In a final footnote, Hurd observed, "As in the Sherrill case, there is
always the possibility of a settlement agreement between the parties. This,
of course, would be the best final result. However, a settlement would
require a spirit of cooperation and compromise on the part of both sides
which has heretofore appeared to be sorely lacking."

"Otherwise," he concluded, "this and other federal and state litigation
will continue into the indefinite future."

The Oneida Nation has filed 22 court challenges to foreclosure proceedings
by its neighbors, but its reaction to Hurd's ruling underlined a preference
for negotiations. A statement released by spokesman Mark Emery read, "As
America's first allies, the Oneida Nation has always tried to work for a
settlement that benefits all Central New Yorkers. The Nation will continue
to work hard for agreements that meet the financial needs of our neighbors
and move the area forward."

Emery denied a report in a local paper that the Oneidas had cut off tax
talks after Hurd's decision. He said the nation had offered versions of the
Sherrill compact to the city of Oneida, the village of Canastota, the town
of Verona and Oneida County. The five-page compact with Sherrill provides
for payment of back taxes without interest or penalties. It sets up a
framework of advance notification for health and weights and measures
inspections by local governments, which were previously ruled out by the
nation's assertion of sovereign status on its properties.

The compact also specifies that it will not apply to any land put into
trust for the Oneidas by the federal government, the process recommended by
the Sherrill decision for reestablishing tribal sovereignty on reacquired
parcels of the former reservation.

The pending land-into-trust applications give the Oneida Nation a powerful
incentive to settle tax issues. The Interior Department informed it earlier
this summer that it could not grant trust status to land encumbered by tax
liens.

In announcing the compact jointly with Sherrill, Oneida Nation
Representative Ray Halbritter said, "The Oneida Nation is gratified to
resolve all disputes with the city of Sherrill and hopes to be able to do
the same with all of its neighbors."

The Oneida Nation also allayed a conflict with most neighboring school
districts by paying their recently delivered tax bills. Emery explained
that the school district bills were now due, but that county taxes were not
yet assessed.
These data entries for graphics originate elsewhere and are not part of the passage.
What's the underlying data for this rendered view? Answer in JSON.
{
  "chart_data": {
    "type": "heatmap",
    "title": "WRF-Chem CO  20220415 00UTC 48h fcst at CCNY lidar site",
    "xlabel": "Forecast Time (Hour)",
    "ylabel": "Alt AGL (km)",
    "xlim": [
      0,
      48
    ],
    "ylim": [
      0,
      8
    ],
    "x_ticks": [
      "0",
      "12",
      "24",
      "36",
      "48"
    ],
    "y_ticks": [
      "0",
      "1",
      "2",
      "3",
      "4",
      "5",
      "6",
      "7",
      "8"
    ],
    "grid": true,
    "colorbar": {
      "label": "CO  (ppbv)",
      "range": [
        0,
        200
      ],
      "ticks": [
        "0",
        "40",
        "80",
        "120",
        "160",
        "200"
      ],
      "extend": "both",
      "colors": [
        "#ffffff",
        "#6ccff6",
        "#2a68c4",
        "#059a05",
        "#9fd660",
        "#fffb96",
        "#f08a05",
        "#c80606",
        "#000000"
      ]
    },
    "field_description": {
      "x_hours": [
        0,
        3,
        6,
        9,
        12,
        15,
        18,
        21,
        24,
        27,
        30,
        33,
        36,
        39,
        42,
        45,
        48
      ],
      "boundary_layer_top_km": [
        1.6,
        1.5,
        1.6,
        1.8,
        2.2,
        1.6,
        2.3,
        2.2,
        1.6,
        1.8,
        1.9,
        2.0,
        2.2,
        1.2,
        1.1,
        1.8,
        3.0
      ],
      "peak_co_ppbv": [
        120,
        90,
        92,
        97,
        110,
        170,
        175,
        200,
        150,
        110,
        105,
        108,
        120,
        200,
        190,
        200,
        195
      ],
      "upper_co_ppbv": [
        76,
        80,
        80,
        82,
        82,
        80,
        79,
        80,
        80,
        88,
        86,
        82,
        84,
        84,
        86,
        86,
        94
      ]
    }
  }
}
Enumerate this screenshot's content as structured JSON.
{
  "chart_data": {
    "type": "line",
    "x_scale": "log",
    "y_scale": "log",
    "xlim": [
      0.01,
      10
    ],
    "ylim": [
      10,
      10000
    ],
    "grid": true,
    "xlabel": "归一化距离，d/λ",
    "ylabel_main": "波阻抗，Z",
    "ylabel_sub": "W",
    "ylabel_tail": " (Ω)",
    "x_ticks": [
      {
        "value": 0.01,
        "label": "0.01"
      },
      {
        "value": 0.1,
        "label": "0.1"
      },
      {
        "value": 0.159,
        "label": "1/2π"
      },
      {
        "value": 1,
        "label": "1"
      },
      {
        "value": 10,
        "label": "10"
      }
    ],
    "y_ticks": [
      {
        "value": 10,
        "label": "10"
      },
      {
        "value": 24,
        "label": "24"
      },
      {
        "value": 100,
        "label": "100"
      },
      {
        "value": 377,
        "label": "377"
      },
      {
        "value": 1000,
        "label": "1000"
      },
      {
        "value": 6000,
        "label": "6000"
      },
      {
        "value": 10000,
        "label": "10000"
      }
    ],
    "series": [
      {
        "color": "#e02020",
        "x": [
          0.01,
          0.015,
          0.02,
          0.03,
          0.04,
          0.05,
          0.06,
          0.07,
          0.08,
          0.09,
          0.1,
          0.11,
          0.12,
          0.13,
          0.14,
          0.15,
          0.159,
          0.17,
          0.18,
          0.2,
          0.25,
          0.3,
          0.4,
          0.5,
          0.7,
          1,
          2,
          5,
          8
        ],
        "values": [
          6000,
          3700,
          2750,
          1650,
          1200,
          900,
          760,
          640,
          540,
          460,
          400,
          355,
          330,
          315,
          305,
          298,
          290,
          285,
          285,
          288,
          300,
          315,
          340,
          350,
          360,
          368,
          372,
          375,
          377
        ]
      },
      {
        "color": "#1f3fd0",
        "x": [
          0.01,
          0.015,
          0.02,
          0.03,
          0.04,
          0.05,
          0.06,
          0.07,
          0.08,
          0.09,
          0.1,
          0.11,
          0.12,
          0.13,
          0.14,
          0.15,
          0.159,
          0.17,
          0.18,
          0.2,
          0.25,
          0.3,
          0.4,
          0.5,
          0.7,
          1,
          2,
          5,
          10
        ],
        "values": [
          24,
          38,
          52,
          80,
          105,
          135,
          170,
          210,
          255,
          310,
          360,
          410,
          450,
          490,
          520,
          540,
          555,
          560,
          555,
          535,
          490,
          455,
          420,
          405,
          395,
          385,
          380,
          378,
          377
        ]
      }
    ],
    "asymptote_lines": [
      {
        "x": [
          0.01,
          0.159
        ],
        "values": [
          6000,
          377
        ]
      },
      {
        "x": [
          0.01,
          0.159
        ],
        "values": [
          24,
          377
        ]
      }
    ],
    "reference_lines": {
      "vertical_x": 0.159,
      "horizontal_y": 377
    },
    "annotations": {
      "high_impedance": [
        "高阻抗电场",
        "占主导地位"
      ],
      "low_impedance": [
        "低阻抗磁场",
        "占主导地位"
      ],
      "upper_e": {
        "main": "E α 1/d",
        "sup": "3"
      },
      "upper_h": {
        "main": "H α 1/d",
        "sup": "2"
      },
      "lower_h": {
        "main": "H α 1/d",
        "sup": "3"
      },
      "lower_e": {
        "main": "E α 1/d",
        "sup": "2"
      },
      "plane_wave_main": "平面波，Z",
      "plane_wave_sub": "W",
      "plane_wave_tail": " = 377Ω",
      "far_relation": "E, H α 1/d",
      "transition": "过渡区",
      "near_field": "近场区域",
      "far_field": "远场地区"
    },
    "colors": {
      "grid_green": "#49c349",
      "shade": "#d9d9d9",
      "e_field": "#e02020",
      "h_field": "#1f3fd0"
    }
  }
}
He said that payments had come out of the Nation's Silver
Covenant fund, which had provided voluntary contributions to local schools
and governments.

Since it began in 1996, the Silver Covenant fund paid more than $8 million
in grants to seven school districts and four local governments. "The Nation
didn't receive credit" for these payments as tax payments in the past, said
Emery, "so this time when the Nation made payments from the Silver Covenant
fund, it sent them out with the tax bills."

Other than noting that the fund had been used for tax payments, he left
unclear the future of the voluntary program.

He also said that the payment to the joint Vernon-Verona-Sherrill school
district was handled differently than others because that district included
the nation's Turning Stone Resort and Casino. He said the nation paid only
on the value of the land, not developments. He said that valuation of
Turning Stone was a separate legal issue, now in litigation. Although
Verona has made an initial assessment of $378 million, the nation maintains
that the casino resort has no commercial value because it cannot be
transferred to any other owner.

The two counties have estimated that their tax claims will total around $8
million. Emery said the Oneidas couldn't say what amount they would offer
in the compacts because they had not yet received tax bills from the
counties. The counties' property tax bills go out around the end of
December, he said.

Hurd's decision seemed to surprise county officials because he had recently
ruled against the Cayuga Nation in a separate case. Citing the Sherrill
case, he allowed local officials in Cayuga territory to order the closing
of two small Class II gaming operations the Cayugas had opened.